Regular expressions first came around in mathematics and automata theory. A regular expression is simply something which defines a regular language. Without going too much into what "regular" means, think of a language as this way:
- A language is made up of strings. English is a language, for example, and its made of strings.
- Those strings are made of symbols - called an alphabet. So a string is just a concatenation of symbols from the alphabet.
So you could have a string (which is, remember, just a concatenation of symbols) which is not part of a given language. Or it could be in the language.
So lets say you have an alphabet made of 2 symbols: "0" and "1". And lets say you want to create a language using the symbols in that alphabet. You could create the following rule: "In order for a string to be in my language, it must have only 0's and 1's in it."
So these strings are in your language:
These would not be in your language:
That's a pretty simple language. How about this: "In my language, each string [analogous to a valid 'word' in English] must being with a 0, and then can be followed by any number of 0's or 1's"
These are in the language:
- 0111111
- 0000000
- 0101010110001
These are not:
Well rather than defining the language using words - and these languages might get very complex ("1 followed by 2 0's followed by any combination of 1's and 0's ending with a 1"), we came up with this syntax called "regular expressions" to define the language.

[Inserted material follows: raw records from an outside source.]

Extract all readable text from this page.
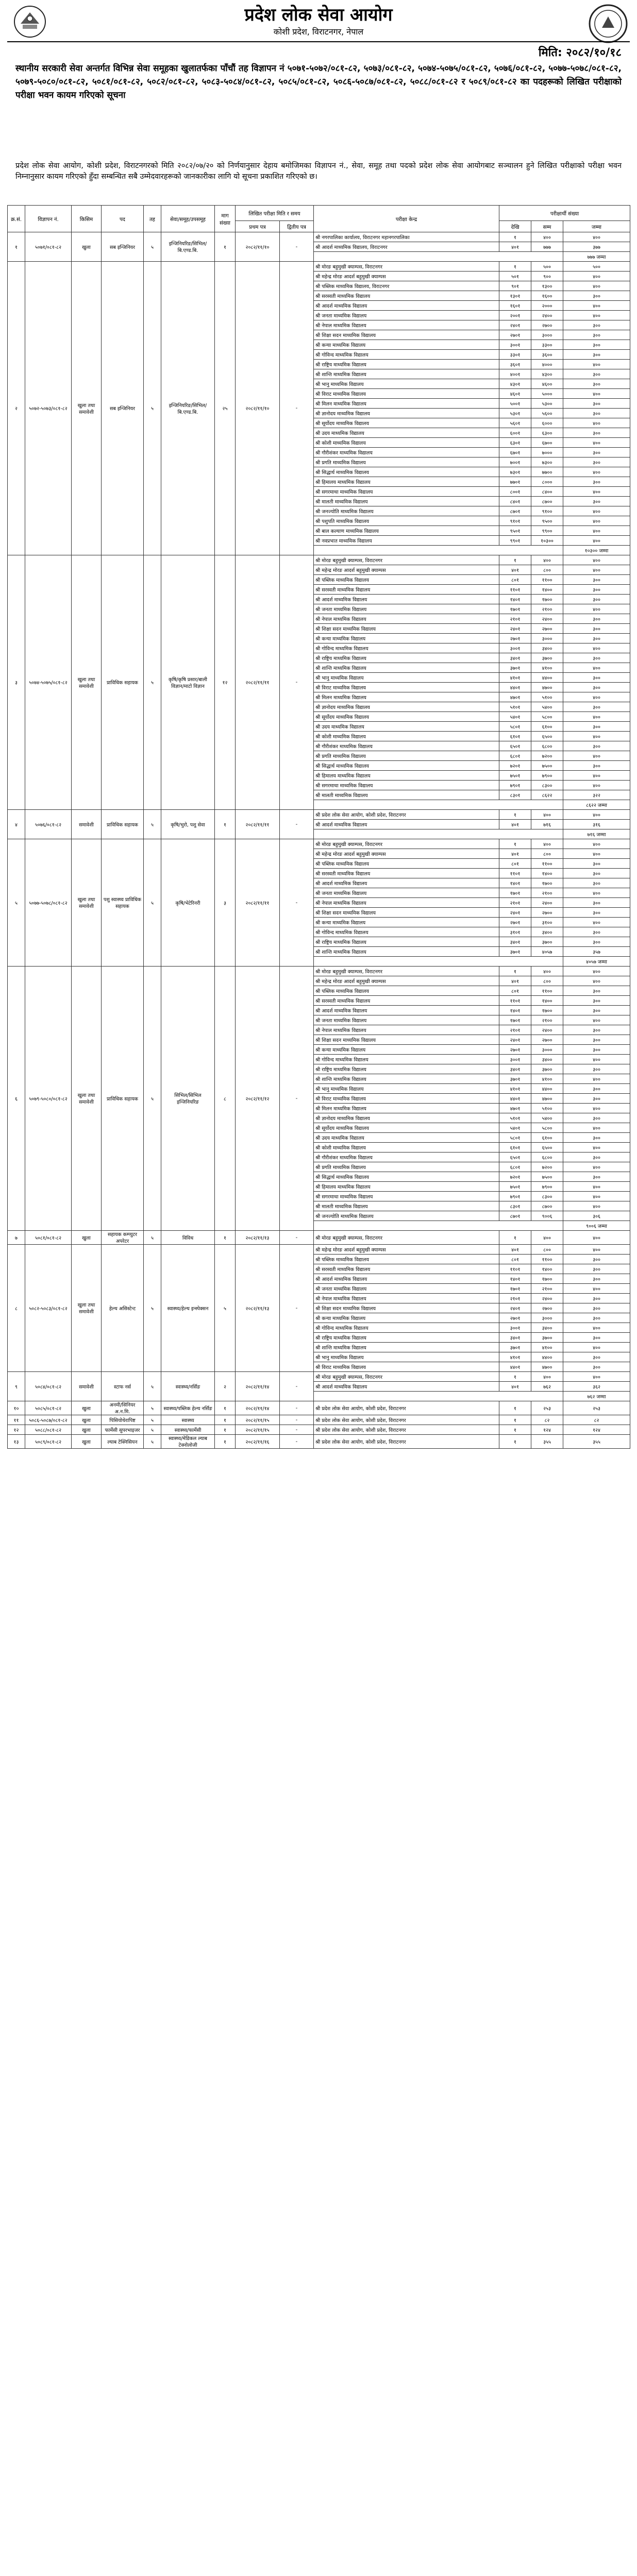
प्रदेश लोक सेवा आयोग
कोशी प्रदेश, विराटनगर, नेपाल
मिति: २०८२/१०/१८
स्थानीय सरकारी सेवा अन्तर्गत विभिन्न सेवा समूहका खुलातर्फका पाँचौं तह विज्ञापन नं ५०७१-५०७२/०८१-८२, ५०७३/०८१-८२, ५०७४-५०७५/०८१-८२, ५०७६/०८१-८२, ५०७७-५०७८/०८१-८२, ५०७९-५०८०/०८१-८२, ५०८१/०८१-८२, ५०८२/०८१-८२, ५०८३-५०८४/०८१-८२, ५०८५/०८१-८२, ५०८६-५०८७/०८१-८२, ५०८८/०८१-८२ र ५०८९/०८१-८२ का पदहरूको लिखित परीक्षाको परीक्षा भवन कायम गरिएको सूचना
प्रदेश लोक सेवा आयोग, कोशी प्रदेश, विराटनगरको मिति २०८२/०७/२० को निर्णयानुसार देहाय बमोजिमका विज्ञापन नं., सेवा, समूह तथा पदको प्रदेश लोक सेवा आयोगबाट सञ्चालन हुने लिखित परीक्षाको परीक्षा भवन निम्नानुसार कायम गरिएको हुँदा सम्बन्धित सबै उम्मेदवारहरूको जानकारीका लागि यो सूचना प्रकाशित गरिएको छ।
क्र.सं.	विज्ञापन नं.	किसिम	पद	तह	सेवा/समूह/उपसमूह	माग संख्या	लिखित परीक्षा मिति र समय		परीक्षा केन्द्र	परीक्षार्थी संख्या		
							प्रथम पत्र	द्वितीय पत्र		देखि	सम्म	जम्मा
१	५०७१/०८१-८२	खुला	सब इन्जिनियर	५	इन्जिनियरिङ/सिभिल/बि.एण्ड.बि.	१	२०८२/११/१०	-	श्री नगरपालिका कार्यालय, विराटनगर महानगरपालिका	१	४००	४००
									श्री आदर्श माध्यमिक विद्यालय, विराटनगर	४०१	७७७	३७७
												७७७ जम्मा
२	५०७२-५०७३/०८१-८२	खुला तथा समावेशी	सब इन्जिनियर	५	इन्जिनियरिङ/सिभिल/बि.एण्ड.बि.	२५	२०८२/११/१०	-	श्री मोरङ बहुमुखी क्याम्पस, विराटनगर	१	५००	५००
									श्री महेन्द्र मोरङ आदर्श बहुमुखी क्याम्पस	५०१	९००	४००
									श्री पब्लिक माध्यमिक विद्यालय, विराटनगर	९०१	१३००	४००
									श्री सरस्वती माध्यमिक विद्यालय	१३०१	१६००	३००
									श्री आदर्श माध्यमिक विद्यालय	१६०१	२०००	४००
									श्री जनता माध्यमिक विद्यालय	२००१	२४००	४००
									श्री नेपाल माध्यमिक विद्यालय	२४०१	२७००	३००
									श्री शिक्षा सदन माध्यमिक विद्यालय	२७०१	३०००	३००
									श्री कन्या माध्यमिक विद्यालय	३००१	३३००	३००
									श्री गोविन्द माध्यमिक विद्यालय	३३०१	३६००	३००
									श्री राष्ट्रिय माध्यमिक विद्यालय	३६०१	४०००	४००
									श्री शान्ति माध्यमिक विद्यालय	४००१	४३००	३००
									श्री भानु माध्यमिक विद्यालय	४३०१	४६००	३००
									श्री विराट माध्यमिक विद्यालय	४६०१	५०००	४००
									श्री मिलन माध्यमिक विद्यालय	५००१	५३००	३००
									श्री ज्ञानोदय माध्यमिक विद्यालय	५३०१	५६००	३००
									श्री सूर्योदय माध्यमिक विद्यालय	५६०१	६०००	४००
									श्री उदय माध्यमिक विद्यालय	६००१	६३००	३००
									श्री कोशी माध्यमिक विद्यालय	६३०१	६७००	४००
									श्री गौरीशंकर माध्यमिक विद्यालय	६७०१	७०००	३००
									श्री प्रगति माध्यमिक विद्यालय	७००१	७३००	३००
									श्री सिद्धार्थ माध्यमिक विद्यालय	७३०१	७७००	४००
									श्री हिमालय माध्यमिक विद्यालय	७७०१	८०००	३००
									श्री सगरमाथा माध्यमिक विद्यालय	८००१	८४००	४००
									श्री मालती माध्यमिक विद्यालय	८४०१	८७००	३००
									श्री जनज्योति माध्यमिक विद्यालय	८७०१	९१००	४००
									श्री पशुपति माध्यमिक विद्यालय	९१०१	९५००	४००
									श्री बाल कल्याण माध्यमिक विद्यालय	९५०१	९९००	४००
									श्री नवप्रभात माध्यमिक विद्यालय	९९०१	१०३००	४००
												१०३०० जम्मा
३	५०७४-५०७५/०८१-८२	खुला तथा समावेशी	प्राविधिक सहायक	५	कृषि/कृषि प्रसार/बाली विज्ञान/माटो विज्ञान	१२	२०८२/११/११	-	श्री मोरङ बहुमुखी क्याम्पस, विराटनगर	१	४००	४००
									श्री महेन्द्र मोरङ आदर्श बहुमुखी क्याम्पस	४०१	८००	४००
									श्री पब्लिक माध्यमिक विद्यालय	८०१	११००	३००
									श्री सरस्वती माध्यमिक विद्यालय	११०१	१४००	३००
									श्री आदर्श माध्यमिक विद्यालय	१४०१	१७००	३००
									श्री जनता माध्यमिक विद्यालय	१७०१	२१००	४००
									श्री नेपाल माध्यमिक विद्यालय	२१०१	२४००	३००
									श्री शिक्षा सदन माध्यमिक विद्यालय	२४०१	२७००	३००
									श्री कन्या माध्यमिक विद्यालय	२७०१	३०००	३००
									श्री गोविन्द माध्यमिक विद्यालय	३००१	३४००	४००
									श्री राष्ट्रिय माध्यमिक विद्यालय	३४०१	३७००	३००
									श्री शान्ति माध्यमिक विद्यालय	३७०१	४१००	४००
									श्री भानु माध्यमिक विद्यालय	४१०१	४४००	३००
									श्री विराट माध्यमिक विद्यालय	४४०१	४७००	३००
									श्री मिलन माध्यमिक विद्यालय	४७०१	५१००	४००
									श्री ज्ञानोदय माध्यमिक विद्यालय	५१०१	५४००	३००
									श्री सूर्योदय माध्यमिक विद्यालय	५४०१	५८००	४००
									श्री उदय माध्यमिक विद्यालय	५८०१	६१००	३००
									श्री कोशी माध्यमिक विद्यालय	६१०१	६५००	४००
									श्री गौरीशंकर माध्यमिक विद्यालय	६५०१	६८००	३००
									श्री प्रगति माध्यमिक विद्यालय	६८०१	७२००	४००
									श्री सिद्धार्थ माध्यमिक विद्यालय	७२०१	७५००	३००
									श्री हिमालय माध्यमिक विद्यालय	७५०१	७९००	४००
									श्री सगरमाथा माध्यमिक विद्यालय	७९०१	८३००	४००
									श्री मालती माध्यमिक विद्यालय	८३०१	८६२२	३२२
												८६२२ जम्मा
४	५०७६/०८१-८२	समावेशी	प्राविधिक सहायक	५	कृषि/भुरो, पशु सेवा	१	२०८२/११/११	-	श्री प्रदेश लोक सेवा आयोग, कोशी प्रदेश, विराटनगर	१	४००	४००
									श्री आदर्श माध्यमिक विद्यालय	४०१	७१६	३१६
												७१६ जम्मा
५	५०७७-५०७८/०८१-८२	खुला तथा समावेशी	पशु स्वास्थ्य प्राविधिक सहायक	५	कृषि/भेटेरिनरी	३	२०८२/११/११	-	श्री मोरङ बहुमुखी क्याम्पस, विराटनगर	१	४००	४००
									श्री महेन्द्र मोरङ आदर्श बहुमुखी क्याम्पस	४०१	८००	४००
									श्री पब्लिक माध्यमिक विद्यालय	८०१	११००	३००
									श्री सरस्वती माध्यमिक विद्यालय	११०१	१४००	३००
									श्री आदर्श माध्यमिक विद्यालय	१४०१	१७००	३००
									श्री जनता माध्यमिक विद्यालय	१७०१	२१००	४००
									श्री नेपाल माध्यमिक विद्यालय	२१०१	२४००	३००
									श्री शिक्षा सदन माध्यमिक विद्यालय	२४०१	२७००	३००
									श्री कन्या माध्यमिक विद्यालय	२७०१	३१००	४००
									श्री गोविन्द माध्यमिक विद्यालय	३१०१	३४००	३००
									श्री राष्ट्रिय माध्यमिक विद्यालय	३४०१	३७००	३००
									श्री शान्ति माध्यमिक विद्यालय	३७०१	४०५७	३५७
												४०५७ जम्मा
६	५०७९-५०८०/०८१-८२	खुला तथा समावेशी	प्राविधिक सहायक	५	सिभिल/सिभिल इन्जिनियरिङ	८	२०८२/११/१२	-	श्री मोरङ बहुमुखी क्याम्पस, विराटनगर	१	४००	४००
									श्री महेन्द्र मोरङ आदर्श बहुमुखी क्याम्पस	४०१	८००	४००
									श्री पब्लिक माध्यमिक विद्यालय	८०१	११००	३००
									श्री सरस्वती माध्यमिक विद्यालय	११०१	१४००	३००
									श्री आदर्श माध्यमिक विद्यालय	१४०१	१७००	३००
									श्री जनता माध्यमिक विद्यालय	१७०१	२१००	४००
									श्री नेपाल माध्यमिक विद्यालय	२१०१	२४००	३००
									श्री शिक्षा सदन माध्यमिक विद्यालय	२४०१	२७००	३००
									श्री कन्या माध्यमिक विद्यालय	२७०१	३०००	३००
									श्री गोविन्द माध्यमिक विद्यालय	३००१	३४००	४००
									श्री राष्ट्रिय माध्यमिक विद्यालय	३४०१	३७००	३००
									श्री शान्ति माध्यमिक विद्यालय	३७०१	४१००	४००
									श्री भानु माध्यमिक विद्यालय	४१०१	४४००	३००
									श्री विराट माध्यमिक विद्यालय	४४०१	४७००	३००
									श्री मिलन माध्यमिक विद्यालय	४७०१	५१००	४००
									श्री ज्ञानोदय माध्यमिक विद्यालय	५१०१	५४००	३००
									श्री सूर्योदय माध्यमिक विद्यालय	५४०१	५८००	४००
									श्री उदय माध्यमिक विद्यालय	५८०१	६१००	३००
									श्री कोशी माध्यमिक विद्यालय	६१०१	६५००	४००
									श्री गौरीशंकर माध्यमिक विद्यालय	६५०१	६८००	३००
									श्री प्रगति माध्यमिक विद्यालय	६८०१	७२००	४००
									श्री सिद्धार्थ माध्यमिक विद्यालय	७२०१	७५००	३००
									श्री हिमालय माध्यमिक विद्यालय	७५०१	७९००	४००
									श्री सगरमाथा माध्यमिक विद्यालय	७९०१	८३००	४००
									श्री मालती माध्यमिक विद्यालय	८३०१	८७००	४००
									श्री जनज्योति माध्यमिक विद्यालय	८७०१	९००६	३०६
												९००६ जम्मा
७	५०८१/०८१-८२	खुला	सहायक कम्प्युटर अपरेटर	५	विविध	१	२०८२/११/१३	-	श्री मोरङ बहुमुखी क्याम्पस, विराटनगर	१	४००	४००
८	५०८२-५०८३/०८१-८२	खुला तथा समावेशी	हेल्थ असिस्टेन्ट	५	स्वास्थ्य/हेल्थ इन्स्पेक्सन	५	२०८२/११/१३	-	श्री महेन्द्र मोरङ आदर्श बहुमुखी क्याम्पस	४०१	८००	४००
									श्री पब्लिक माध्यमिक विद्यालय	८०१	११००	३००
									श्री सरस्वती माध्यमिक विद्यालय	११०१	१४००	३००
									श्री आदर्श माध्यमिक विद्यालय	१४०१	१७००	३००
									श्री जनता माध्यमिक विद्यालय	१७०१	२१००	४००
									श्री नेपाल माध्यमिक विद्यालय	२१०१	२४००	३००
									श्री शिक्षा सदन माध्यमिक विद्यालय	२४०१	२७००	३००
									श्री कन्या माध्यमिक विद्यालय	२७०१	३०००	३००
									श्री गोविन्द माध्यमिक विद्यालय	३००१	३४००	४००
									श्री राष्ट्रिय माध्यमिक विद्यालय	३४०१	३७००	३००
									श्री शान्ति माध्यमिक विद्यालय	३७०१	४१००	४००
									श्री भानु माध्यमिक विद्यालय	४१०१	४४००	३००
									श्री विराट माध्यमिक विद्यालय	४४०१	४७००	३००
९	५०८४/०८१-८२	समावेशी	स्टाफ नर्स	५	स्वास्थ्य/नर्सिङ	२	२०८२/११/१४	-	श्री मोरङ बहुमुखी क्याम्पस, विराटनगर	१	४००	४००
									श्री आदर्श माध्यमिक विद्यालय	४०१	७६२	३६२
												७६२ जम्मा
१०	५०८५/०८१-८२	खुला	अनमी/सिनियर अ.न.मि.	५	स्वास्थ्य/पब्लिक हेल्थ नर्सिङ	१	२०८२/११/१४	-	श्री प्रदेश लोक सेवा आयोग, कोशी प्रदेश, विराटनगर	१	२५३	२५३
११	५०८६-५०८७/०८१-८२	खुला	पिसियोथेरापिष्ट	५	स्वास्थ्य	१	२०८२/११/१५	-	श्री प्रदेश लोक सेवा आयोग, कोशी प्रदेश, विराटनगर	१	८२	८२
१२	५०८८/०८१-८२	खुला	फार्मेसी सुपरभाइजर	५	स्वास्थ्य/फार्मेसी	१	२०८२/११/१५	-	श्री प्रदेश लोक सेवा आयोग, कोशी प्रदेश, विराटनगर	१	१२४	१२४
१३	५०८९/०८१-८२	खुला	ल्याब टेक्निसियन	५	स्वास्थ्य/मेडिकल ल्याब टेक्नोलोजी	१	२०८२/११/१६	-	श्री प्रदेश लोक सेवा आयोग, कोशी प्रदेश, विराटनगर	१	३५५	३५५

The first language would have been:
(0|1)*
(0 or 1, repeated infinitely)
The next: 0(0|1)*
(0, followed by any number of 0's and 1's).
So lets think of programming now. When you create a regex, you are saying "Look at this text. Return to me strings which match this pattern." Which is really saying "I have defined a language. Return to me all strings within this document which are in my language."
So when you create a "regex", you are actually defining a regular language, which is a mathematical concept. (In actuality, perl-like regex define "nonregular" languages, but that is a separate issue.)
By learning the syntax of regex, you are learning the ins and outs of how to create a language, so that later you can see if a given string is "in" the language. Thus, commonly, people say that regex are for pattern matching - which is basically what you are doing when you look at a pattern, and see if it "matches" the rules for your language.
(this was long. does it answer your question at all?)